Mi película favorita de Drácula es “Drácula de Bram Stoker” de 1992, dirigida por Francis Ford Coppola. El Conde es interpretado por Gary Oldman, quien es el Drácula más completo y multidimensional. De hecho, su apariencia se transforma literalmente durante la película; pasa de ser un príncipe de pelo largo a una vieja bruja y viceversa.
Esta adaptación, por lo demás bastante fiel al libro, añade un prólogo que muestra la vida mortal de Drácula como Vlad Tepes. Después de derrotar una invasión del Imperio Otomano, los enemigos de Vlad envían un mensaje falso a su esposa Elisabeta (Winona Ryder) de que su caballero está muerto en la batalla; ella se arroja a su muerte. Indignado porque esta es su recompensa por defender el cristianismo, Vlad renuncia a Dios y jura levantarse y hacer el trabajo del diablo.

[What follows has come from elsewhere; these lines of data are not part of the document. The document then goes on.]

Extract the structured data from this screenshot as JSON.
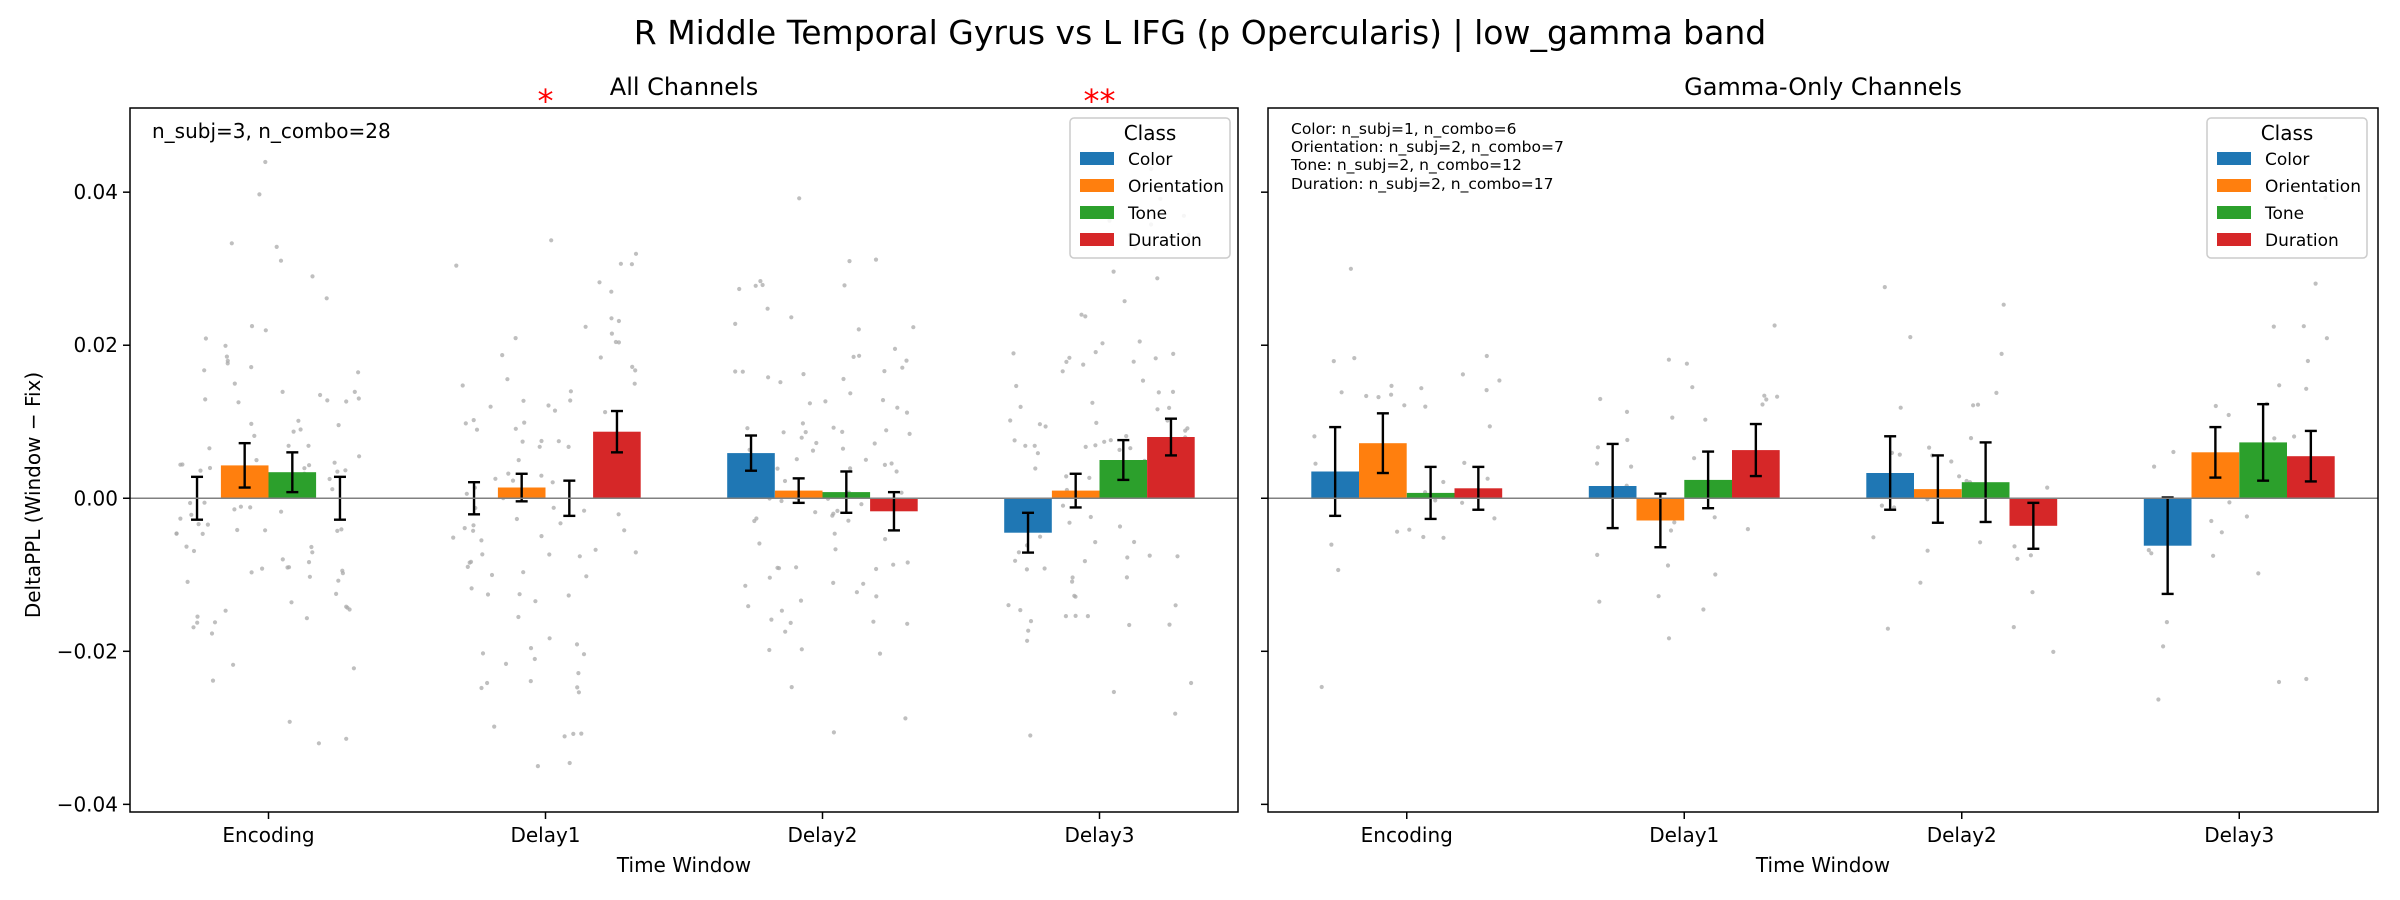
{
  "title": "R Middle Temporal Gyrus vs L IFG (p Opercularis)  |  low_gamma band",
  "colors": {
    "Color": "#1f77b4",
    "Orientation": "#ff7f0e",
    "Tone": "#2ca02c",
    "Duration": "#d62728",
    "significance": "#ff0000",
    "points": "#a9a9a9"
  },
  "chart_data": [
    {
      "type": "bar",
      "title": "All Channels",
      "xlabel": "Time Window",
      "ylabel": "DeltaPPL (Window − Fix)",
      "categories": [
        "Encoding",
        "Delay1",
        "Delay2",
        "Delay3"
      ],
      "ylim": [
        -0.041,
        0.051
      ],
      "yticks": [
        -0.04,
        -0.02,
        0.0,
        0.02,
        0.04
      ],
      "ytick_labels": [
        "−0.04",
        "−0.02",
        "0.00",
        "0.02",
        "0.04"
      ],
      "legend": {
        "title": "Class",
        "position": "top-right",
        "entries": [
          "Color",
          "Orientation",
          "Tone",
          "Duration"
        ]
      },
      "annotation": "n_subj=3, n_combo=28",
      "series": [
        {
          "name": "Color",
          "values": [
            0.0,
            0.0,
            0.0059,
            -0.0045
          ],
          "err": [
            0.0028,
            0.0021,
            0.0023,
            0.0026
          ]
        },
        {
          "name": "Orientation",
          "values": [
            0.0043,
            0.0014,
            0.001,
            0.001
          ],
          "err": [
            0.0029,
            0.0018,
            0.0016,
            0.0022
          ]
        },
        {
          "name": "Tone",
          "values": [
            0.0034,
            0.0,
            0.0008,
            0.005
          ],
          "err": [
            0.0026,
            0.0023,
            0.0027,
            0.0026
          ]
        },
        {
          "name": "Duration",
          "values": [
            0.0,
            0.0087,
            -0.0017,
            0.008
          ],
          "err": [
            0.0028,
            0.0027,
            0.0025,
            0.0024
          ]
        }
      ],
      "significance": [
        {
          "category": "Delay1",
          "label": "*"
        },
        {
          "category": "Delay3",
          "label": "**"
        }
      ]
    },
    {
      "type": "bar",
      "title": "Gamma-Only Channels",
      "xlabel": "Time Window",
      "ylabel": "",
      "categories": [
        "Encoding",
        "Delay1",
        "Delay2",
        "Delay3"
      ],
      "ylim": [
        -0.041,
        0.051
      ],
      "yticks": [
        -0.04,
        -0.02,
        0.0,
        0.02,
        0.04
      ],
      "legend": {
        "title": "Class",
        "position": "top-right",
        "entries": [
          "Color",
          "Orientation",
          "Tone",
          "Duration"
        ]
      },
      "annotation_lines": [
        "Color: n_subj=1, n_combo=6",
        "Orientation: n_subj=2, n_combo=7",
        "Tone: n_subj=2, n_combo=12",
        "Duration: n_subj=2, n_combo=17"
      ],
      "series": [
        {
          "name": "Color",
          "values": [
            0.0035,
            0.0016,
            0.0033,
            -0.0062
          ],
          "err": [
            0.0058,
            0.0055,
            0.0048,
            0.0063
          ]
        },
        {
          "name": "Orientation",
          "values": [
            0.0072,
            -0.0029,
            0.0012,
            0.006
          ],
          "err": [
            0.0039,
            0.0035,
            0.0044,
            0.0033
          ]
        },
        {
          "name": "Tone",
          "values": [
            0.0007,
            0.0024,
            0.0021,
            0.0073
          ],
          "err": [
            0.0034,
            0.0037,
            0.0052,
            0.005
          ]
        },
        {
          "name": "Duration",
          "values": [
            0.0013,
            0.0063,
            -0.0036,
            0.0055
          ],
          "err": [
            0.0028,
            0.0034,
            0.003,
            0.0033
          ]
        }
      ]
    }
  ]
}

Oldman adopta un acento rumano cuando toca la cuenta. Ya sea aterrador o seductor, hay un toque de tristeza en su voz. Luego conoce a Mina Murray, la reencarnación de Elisabeth (también interpretada por Winona Ryder). En la novela, el cortejo de Drácula a Mina era simplemente un depredador acechando a su presa natural, pero aquí es un romance genuino y recíproco. “Príncipe Vlad”, dice Mina, “crucé océanos de tiempo para encontrarte”, una de las declaraciones de amor más puras que he escuchado, directo de la boca de un demonio al corazón negro.
Cuando Drácula se entera de que Mina se ha casado con Jonathan Harker (Keanu Reeves), hace algo que ningún Drácula en pantalla ha hecho antes; grita, su rostro se vuelve monstruoso mientras lágrimas de sangre caen en él. Drácula es un hombre que no puede morir pero que todavía está atrapado en el pasado.